Munis have been booking solid gains even without the quality trade, driven by the inability of market supply to keep pace with out-sized demand for product, and a particularly unique set of circumstances that have elevated the issuance and investor appeal of taxable municipal bonds. Any sustained disruption in the pace and/or direction of muni fund flows could ignite a market correction of material magnitude given the currently low base level of yields. For now, we see continued demand as a primary driver of performance, and whether or not the Fed eases policy, muni yields are likely to stay at or within range of these historically low levels. Throughout the near-term, we are likely to continue the risk-on/risk-off cycle, which could introduce some interesting buying opportunities.

As long as rates stay low with the right curve bias and spread relationships, we do not expect the taxable muni build to dissipate any time soon as issuers work within the constraints of the Tax Cuts and Jobs Act, and seek to advance refund outstanding tax-exempt bonds. While taxable munis broaden the investor base and offer credit diversification and quality attributes to foreign and cross-over buyers, U.S. taxpayers seeking tax efficiency continue to derive benefit from conventional tax-exemption. When we use the quality argument, we can cite the lower default and higher recovery rates that have consistently punctuated the allure of the municipal bond market.

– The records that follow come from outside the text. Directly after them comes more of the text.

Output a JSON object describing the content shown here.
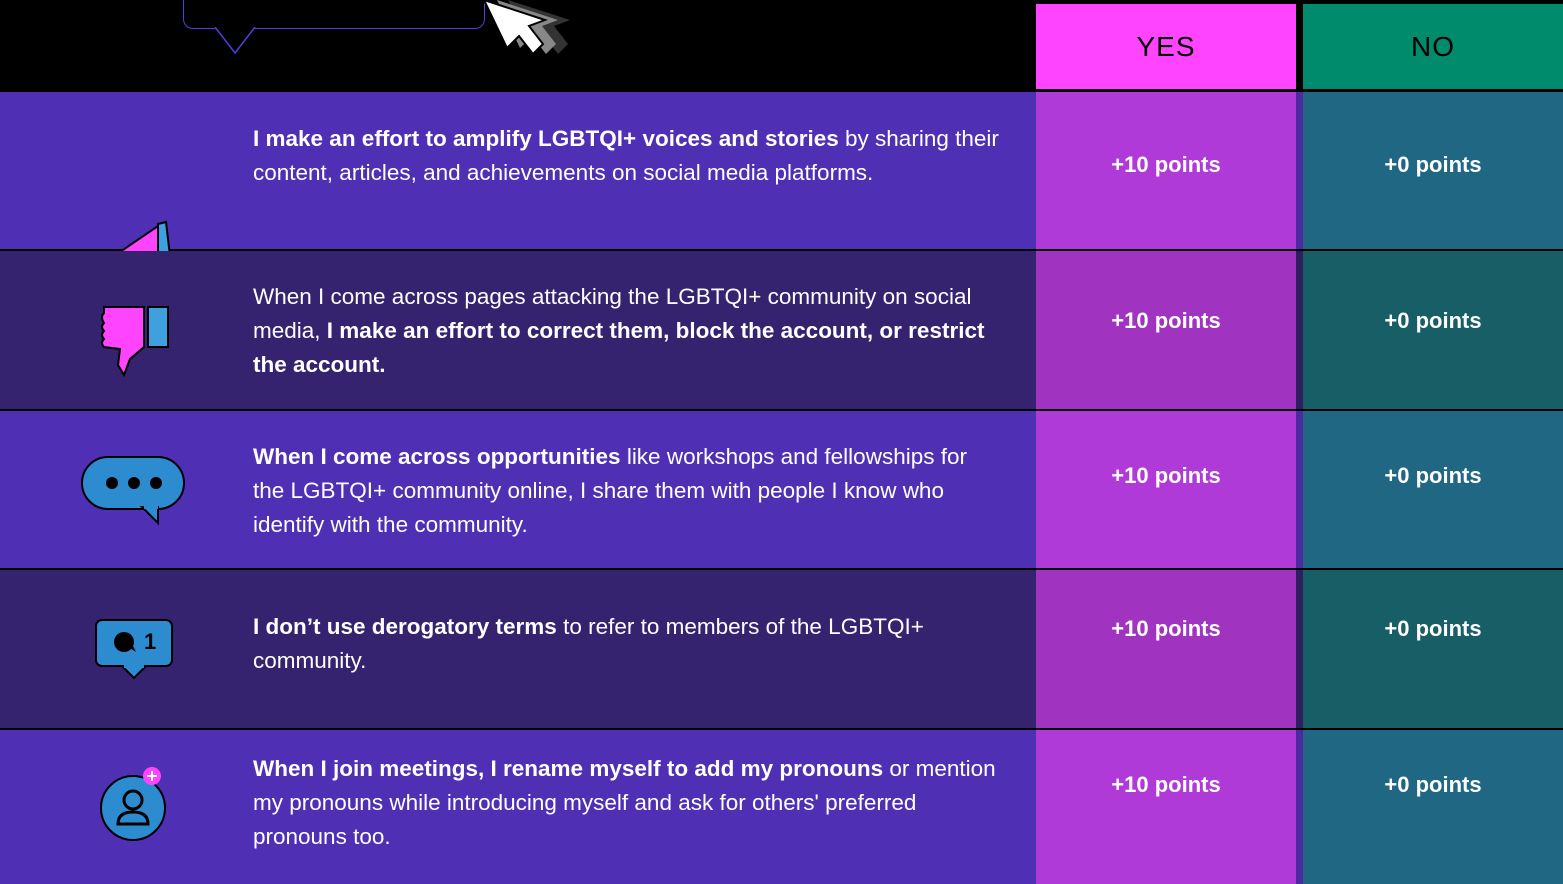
{
  "header": {
    "yes_label": "YES",
    "no_label": "NO",
    "colors": {
      "yes": "#ff44ff",
      "no": "#008c6c"
    }
  },
  "rows": [
    {
      "icon": "megaphone-icon",
      "text_bold": "I make an effort to amplify LGBTQI+ voices and stories",
      "text_plain": " by sharing their content, articles, and achievements on social media platforms.",
      "yes": "+10 points",
      "no": "+0 points"
    },
    {
      "icon": "thumbs-down-icon",
      "text_plain": "When I come across pages attacking the LGBTQI+ community on social media, ",
      "text_bold": "I make an effort to correct them, block the account, or restrict the account.",
      "yes": "+10 points",
      "no": "+0 points"
    },
    {
      "icon": "chat-bubble-icon",
      "text_bold": "When I come across opportunities",
      "text_plain": " like workshops and fellowships for the LGBTQI+ community online, I share them with people I know who identify with the community.",
      "yes": "+10 points",
      "no": "+0 points"
    },
    {
      "icon": "comment-notification-icon",
      "notification_count": "1",
      "text_bold": "I don’t use derogatory terms",
      "text_plain": " to refer to members of the LGBTQI+ community.",
      "yes": "+10 points",
      "no": "+0 points"
    },
    {
      "icon": "add-user-icon",
      "text_bold": "When I join meetings, I rename myself to add my pronouns",
      "text_plain": " or mention my pronouns while introducing myself and ask for others' preferred pronouns too.",
      "yes": "+10 points",
      "no": "+0 points"
    }
  ]
}
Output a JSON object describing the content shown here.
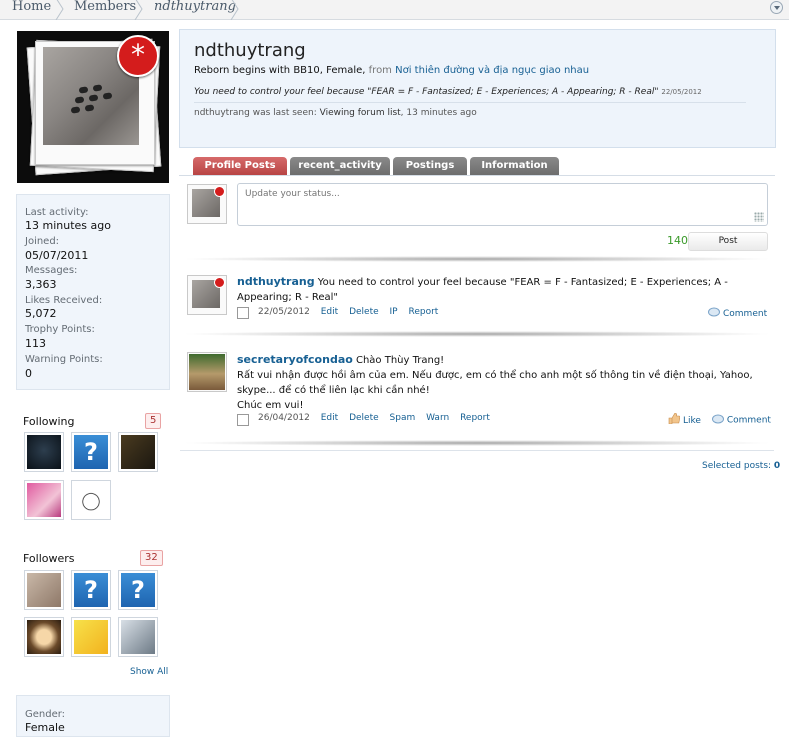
{
  "breadcrumb": {
    "items": [
      "Home",
      "Members",
      "ndthuytrang"
    ]
  },
  "profile": {
    "username": "ndthuytrang",
    "blurb_start": "Reborn begins with BB10, Female,",
    "from_word": "from",
    "location": "Nơi thiên đường và địa ngục giao nhau",
    "status": "You need to control your feel because \"FEAR = F - Fantasized; E - Experiences; A - Appearing; R - Real\"",
    "status_date": "22/05/2012",
    "last_seen_prefix": "ndthuytrang was last seen:",
    "last_seen_activity": "Viewing forum list",
    "last_seen_time": "13 minutes ago"
  },
  "stats": [
    {
      "label": "Last activity:",
      "value": "13 minutes ago"
    },
    {
      "label": "Joined:",
      "value": "05/07/2011"
    },
    {
      "label": "Messages:",
      "value": "3,363"
    },
    {
      "label": "Likes Received:",
      "value": "5,072"
    },
    {
      "label": "Trophy Points:",
      "value": "113"
    },
    {
      "label": "Warning Points:",
      "value": "0"
    }
  ],
  "following": {
    "label": "Following",
    "count": "5"
  },
  "followers": {
    "label": "Followers",
    "count": "32",
    "show_all": "Show All"
  },
  "about": {
    "gender_label": "Gender:",
    "gender_value": "Female"
  },
  "tabs": [
    "Profile Posts",
    "recent_activity",
    "Postings",
    "Information"
  ],
  "status_box": {
    "placeholder": "Update your status...",
    "counter": "140",
    "post_label": "Post"
  },
  "posts": [
    {
      "author": "ndthuytrang",
      "text": "You need to control your feel because \"FEAR = F - Fantasized; E - Experiences; A - Appearing; R - Real\"",
      "date": "22/05/2012",
      "links": [
        "Edit",
        "Delete",
        "IP",
        "Report"
      ],
      "comment": "Comment"
    },
    {
      "author": "secretaryofcondao",
      "line1": "Chào Thùy Trang!",
      "line2": "Rất vui nhận được hồi âm của em. Nếu được, em có thể cho anh một số thông tin về điện thoại, Yahoo,",
      "line3": "skype... để có thể liên lạc khi cần nhé!",
      "line4": "Chúc em vui!",
      "date": "26/04/2012",
      "links": [
        "Edit",
        "Delete",
        "Spam",
        "Warn",
        "Report"
      ],
      "like": "Like",
      "comment": "Comment"
    }
  ],
  "selected_posts": {
    "label": "Selected posts:",
    "count": "0"
  },
  "colors": {
    "active_tab": "#c54f4f",
    "tab": "#7b7b7b",
    "link": "#176093",
    "panel": "#eef4fb"
  }
}
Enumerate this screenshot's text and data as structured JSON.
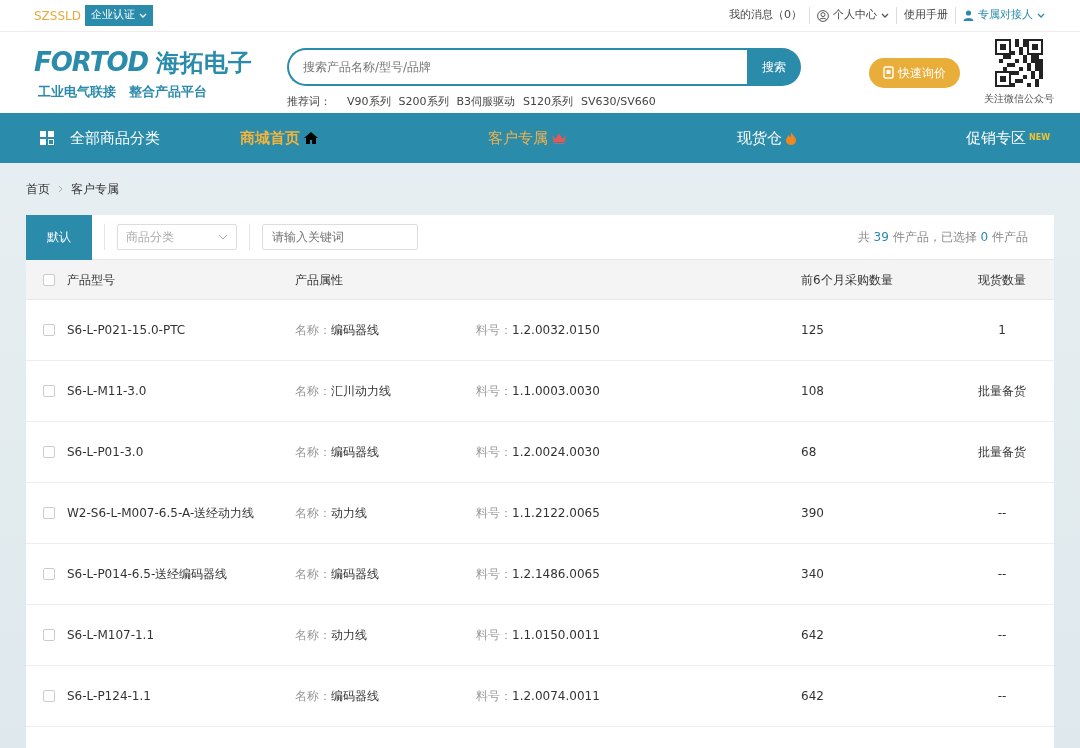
{
  "top_bar": {
    "account": "SZSSLD",
    "certify_button": "企业认证",
    "links": [
      {
        "label": "我的消息（0）",
        "kind": "plain"
      },
      {
        "label": "个人中心",
        "kind": "user-menu"
      },
      {
        "label": "使用手册",
        "kind": "plain"
      },
      {
        "label": "专属对接人",
        "kind": "contact-menu"
      }
    ]
  },
  "header": {
    "logo": {
      "mark": "FORTOD",
      "name": "海拓电子",
      "slogan": "工业电气联接　整合产品平台"
    },
    "search": {
      "placeholder": "搜索产品名称/型号/品牌",
      "button": "搜索"
    },
    "recommend_label": "推荐词：",
    "recommend": [
      "V90系列",
      "S200系列",
      "B3伺服驱动",
      "S120系列",
      "SV630/SV660"
    ],
    "quote_button": "快速询价",
    "qr_caption": "关注微信公众号"
  },
  "nav": {
    "all_categories": "全部商品分类",
    "items": [
      {
        "label": "商城首页",
        "kind": "home",
        "selected": false,
        "highlight": true
      },
      {
        "label": "客户专属",
        "kind": "crown",
        "selected": true,
        "highlight": false
      },
      {
        "label": "现货仓",
        "kind": "fire",
        "selected": false,
        "highlight": false
      },
      {
        "label": "促销专区",
        "kind": "new",
        "badge": "NEW",
        "selected": false,
        "highlight": false
      }
    ]
  },
  "breadcrumb": [
    "首页",
    "客户专属"
  ],
  "toolbar": {
    "sort_tab": "默认",
    "category_placeholder": "商品分类",
    "keyword_placeholder": "请输入关键词",
    "summary": [
      "共",
      "39",
      "件产品，已选择",
      "0",
      "件产品"
    ]
  },
  "table": {
    "columns": [
      "产品型号",
      "产品属性",
      "前6个月采购数量",
      "现货数量"
    ],
    "all_checked": false,
    "rows": [
      {
        "model": "S6-L-P021-15.0-PTC",
        "name_label": "名称：",
        "name": "编码器线",
        "part_label": "料号：",
        "part": "1.2.0032.0150",
        "qty": "125",
        "stock": "1",
        "checked": false
      },
      {
        "model": "S6-L-M11-3.0",
        "name_label": "名称：",
        "name": "汇川动力线",
        "part_label": "料号：",
        "part": "1.1.0003.0030",
        "qty": "108",
        "stock": "批量备货",
        "checked": false
      },
      {
        "model": "S6-L-P01-3.0",
        "name_label": "名称：",
        "name": "编码器线",
        "part_label": "料号：",
        "part": "1.2.0024.0030",
        "qty": "68",
        "stock": "批量备货",
        "checked": false
      },
      {
        "model": "W2-S6-L-M007-6.5-A-送经动力线",
        "name_label": "名称：",
        "name": "动力线",
        "part_label": "料号：",
        "part": "1.1.2122.0065",
        "qty": "390",
        "stock": "--",
        "checked": false
      },
      {
        "model": "S6-L-P014-6.5-送经编码器线",
        "name_label": "名称：",
        "name": "编码器线",
        "part_label": "料号：",
        "part": "1.2.1486.0065",
        "qty": "340",
        "stock": "--",
        "checked": false
      },
      {
        "model": "S6-L-M107-1.1",
        "name_label": "名称：",
        "name": "动力线",
        "part_label": "料号：",
        "part": "1.1.0150.0011",
        "qty": "642",
        "stock": "--",
        "checked": false
      },
      {
        "model": "S6-L-P124-1.1",
        "name_label": "名称：",
        "name": "编码器线",
        "part_label": "料号：",
        "part": "1.2.0074.0011",
        "qty": "642",
        "stock": "--",
        "checked": false
      }
    ]
  }
}
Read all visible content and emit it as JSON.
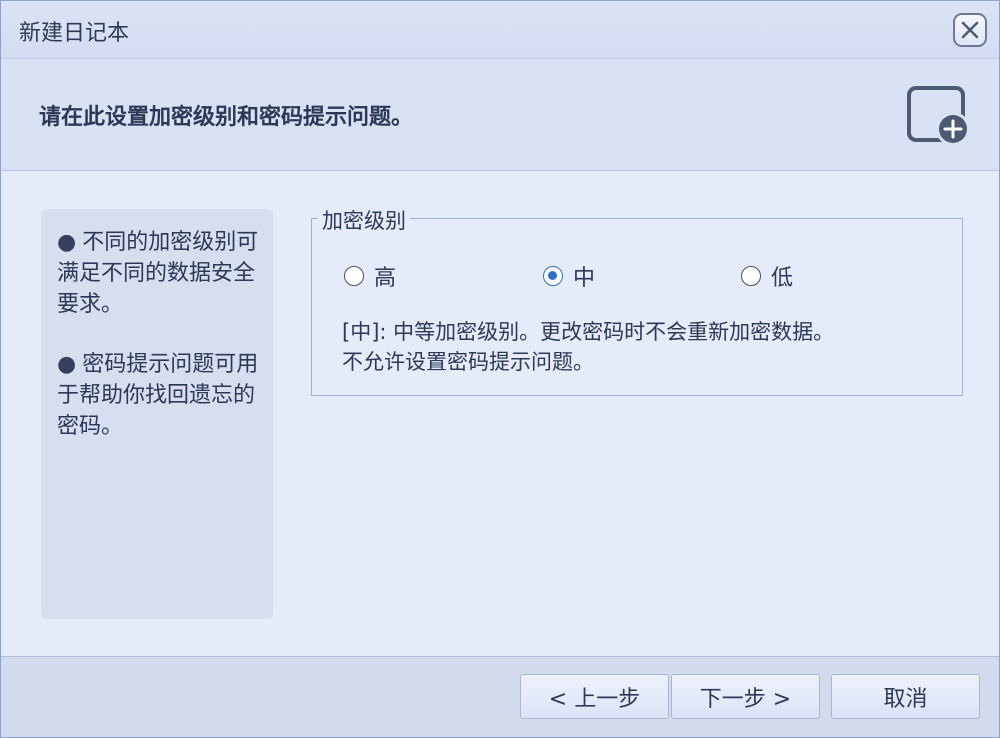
{
  "window": {
    "title": "新建日记本"
  },
  "header": {
    "heading": "请在此设置加密级别和密码提示问题。"
  },
  "tips": [
    {
      "bullet": "●",
      "text": "不同的加密级别可满足不同的数据安全要求。"
    },
    {
      "bullet": "●",
      "text": "密码提示问题可用于帮助你找回遗忘的密码。"
    }
  ],
  "encryption": {
    "legend": "加密级别",
    "options": [
      {
        "label": "高",
        "checked": false
      },
      {
        "label": "中",
        "checked": true
      },
      {
        "label": "低",
        "checked": false
      }
    ],
    "description_line1": "[中]: 中等加密级别。更改密码时不会重新加密数据。",
    "description_line2": "不允许设置密码提示问题。"
  },
  "footer": {
    "back_label": "< 上一步",
    "next_label": "下一步 >",
    "cancel_label": "取消"
  },
  "colors": {
    "accent": "#2f6fc9",
    "background": "#e6ebf9"
  },
  "icons": {
    "close": "close-icon",
    "header": "new-notebook-icon"
  }
}
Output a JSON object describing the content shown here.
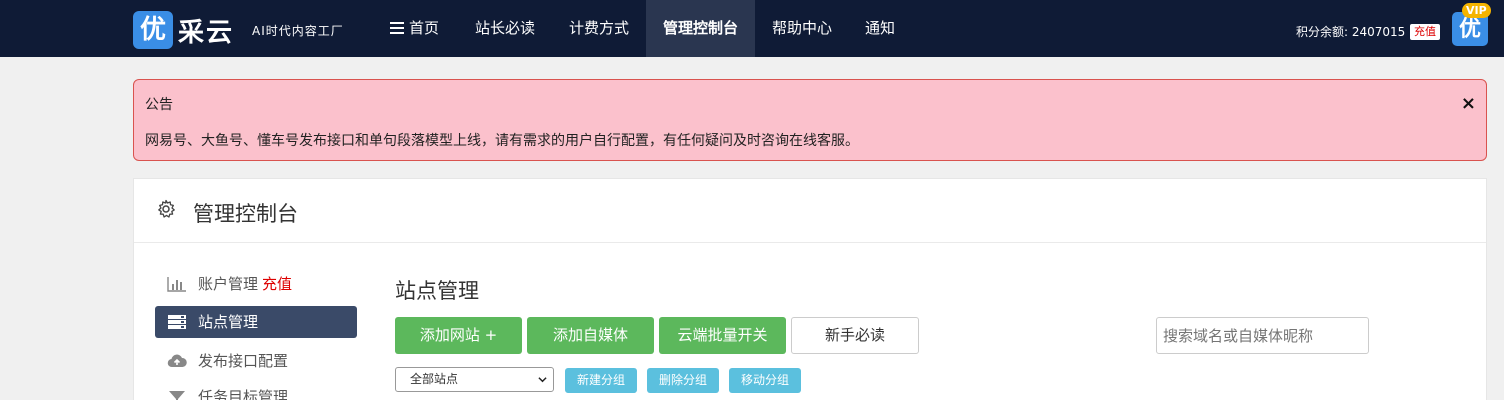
{
  "header": {
    "logo_glyph": "优",
    "logo_text": "采云",
    "logo_subtitle": "AI时代内容工厂",
    "nav": [
      {
        "label": "首页"
      },
      {
        "label": "站长必读"
      },
      {
        "label": "计费方式"
      },
      {
        "label": "管理控制台"
      },
      {
        "label": "帮助中心"
      },
      {
        "label": "通知"
      }
    ],
    "credit_text": "积分余额: 2407015",
    "recharge_label": "充值",
    "avatar_glyph": "优",
    "vip_label": "VIP"
  },
  "notice": {
    "title": "公告",
    "body": "网易号、大鱼号、懂车号发布接口和单句段落模型上线，请有需求的用户自行配置，有任何疑问及时咨询在线客服。",
    "close_glyph": "×"
  },
  "panel": {
    "title": "管理控制台",
    "sidebar": [
      {
        "label": "账户管理",
        "extra": "充值",
        "icon": "bar-chart-icon"
      },
      {
        "label": "站点管理",
        "extra": "",
        "icon": "server-icon"
      },
      {
        "label": "发布接口配置",
        "extra": "",
        "icon": "cloud-upload-icon"
      },
      {
        "label": "任务目标管理",
        "extra": "",
        "icon": "funnel-icon"
      }
    ],
    "section_title": "站点管理",
    "buttons": {
      "add_site": "添加网站 +",
      "add_media": "添加自媒体",
      "cloud_toggle": "云端批量开关",
      "guide": "新手必读"
    },
    "search": {
      "placeholder": "搜索域名或自媒体昵称",
      "value": ""
    },
    "group_select": {
      "selected": "全部站点"
    },
    "group_buttons": {
      "new_group": "新建分组",
      "delete_group": "删除分组",
      "move_group": "移动分组"
    }
  },
  "colors": {
    "nav_bg": "#0f1b36",
    "notice_bg": "#fbc1cc",
    "primary_green": "#5cb85c",
    "info_blue": "#5bc0de",
    "sidebar_active": "#3a4a68"
  }
}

Munis are not tied to earnings releases and a host of other shorter term influences that typically impact corporate and equity security valuations. Such favorable characteristics can help offset the more pronounced liquidity risk inherent with the muni asset class, although liquidity for corporate buyers becomes less of a focus as they reach for yield in a declining rate environment. We would even suggest that as spread compression between corporate bonds and taxable munis continues to take hold, with corporate bonds offering better value, the quality and diversification traits of munis may be the ultimate investment determinants.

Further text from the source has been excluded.